It is quite possible, in taking what we believe to be a broad view of life, to overlook many of the things that go to make life. Too much generalizing makes for a barren heart. The specific has a vital place in the ministry of praise. It is true that the highest flights of praise always carry the soul beyond any conscious reckoning with the details of its experience. Tabulation is not the keystone of the arch of thanksgiving. But to behold the specific goodness of God in each day's life, to review the hours and to say to one's own soul, Thus and thus hath my God been mindful of me, is perhaps the surest and the simplest way to deepen and vitalize the habit of praise in our life, and to set the new notes ringing in our psalm of thanksgiving.
But in this appeal for a new song of praise to God there is something more than a recognition of new blessings. The new song is not merely the response to new mercies and the tuneful celebration of recent good. If there is to be ever a new note in the song, there must be ever a new note in the singer's heart. And this cometh not by observation, but by inspiration. You may change the words of the song and it may still be the old song. You may sing the same words and it may yet be a new song. For as is the singer, so is the song.

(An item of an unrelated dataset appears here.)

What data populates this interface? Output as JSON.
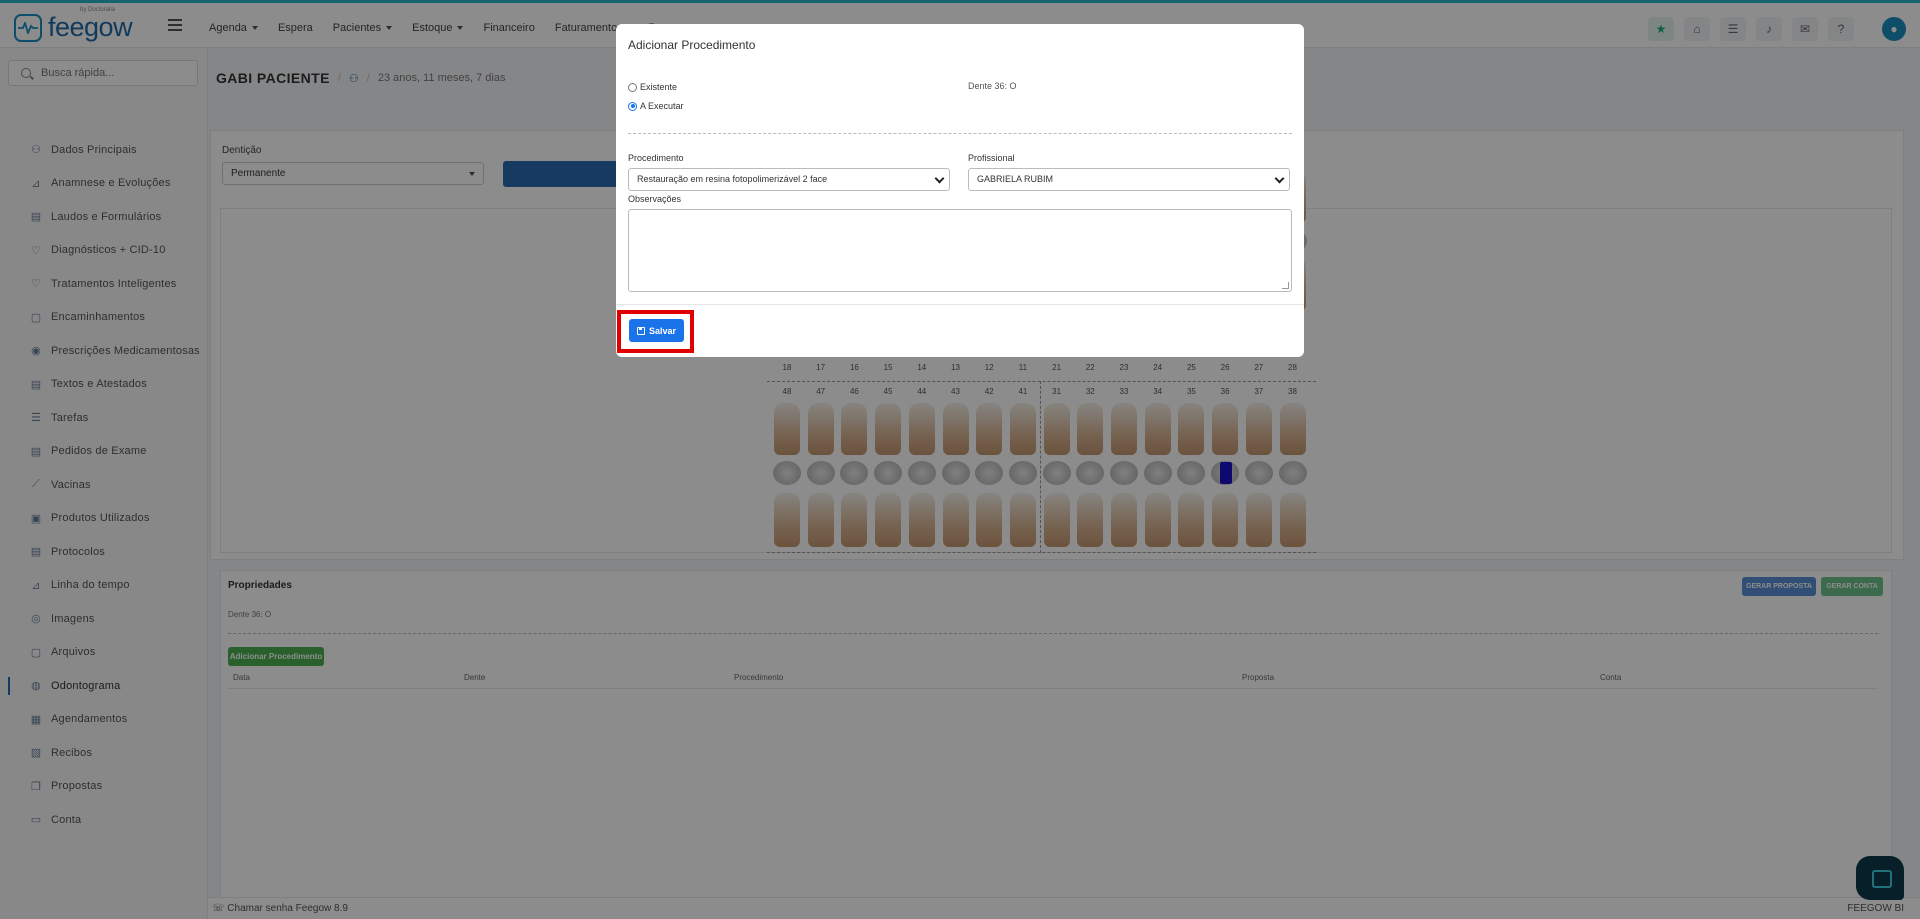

O sing unto the Lord a new song. That is a plea for a deeper and a wider life. It is a plea that sounds the depth of the heart and takes the measure of the soul. The new song comes not of a truer enumeration of life's blessings, but of a truer understanding of the blessedness of life itself. The key to such understanding is character. When by the grace of the clean heart and the enlightened and responsive spirit a man can get beneath the events of each day's life and commune with that eternal law of love to which each one of those events bears some relation--or had we not better say commune with the Eternal Father by whom that law exists?--then is his song of praise ever new. It is something to catch a glimpse of the mercy of God, and to think and feel as one has not thought or felt before about some part of life's daily good. But it is vastly more to learn to interpret the whole of life in the terms of the goodness of God. The saint sings where the worldling sighs. And if we find in that song only the apotheosis of courage and resignation, we have neither found the source of the song nor the message of it. The new song comes not from the thrill of peril faced and defied, nor from the victorious acceptance of hard and bitter things. It comes from that deep life of the soul in God, a life beyond the threat of peril and beyond the touch of pain. It finds its deepest and freshest notes not in contemplating the new gains and good of any day, but in a growing sense of the timeless gain and eternal good of every day.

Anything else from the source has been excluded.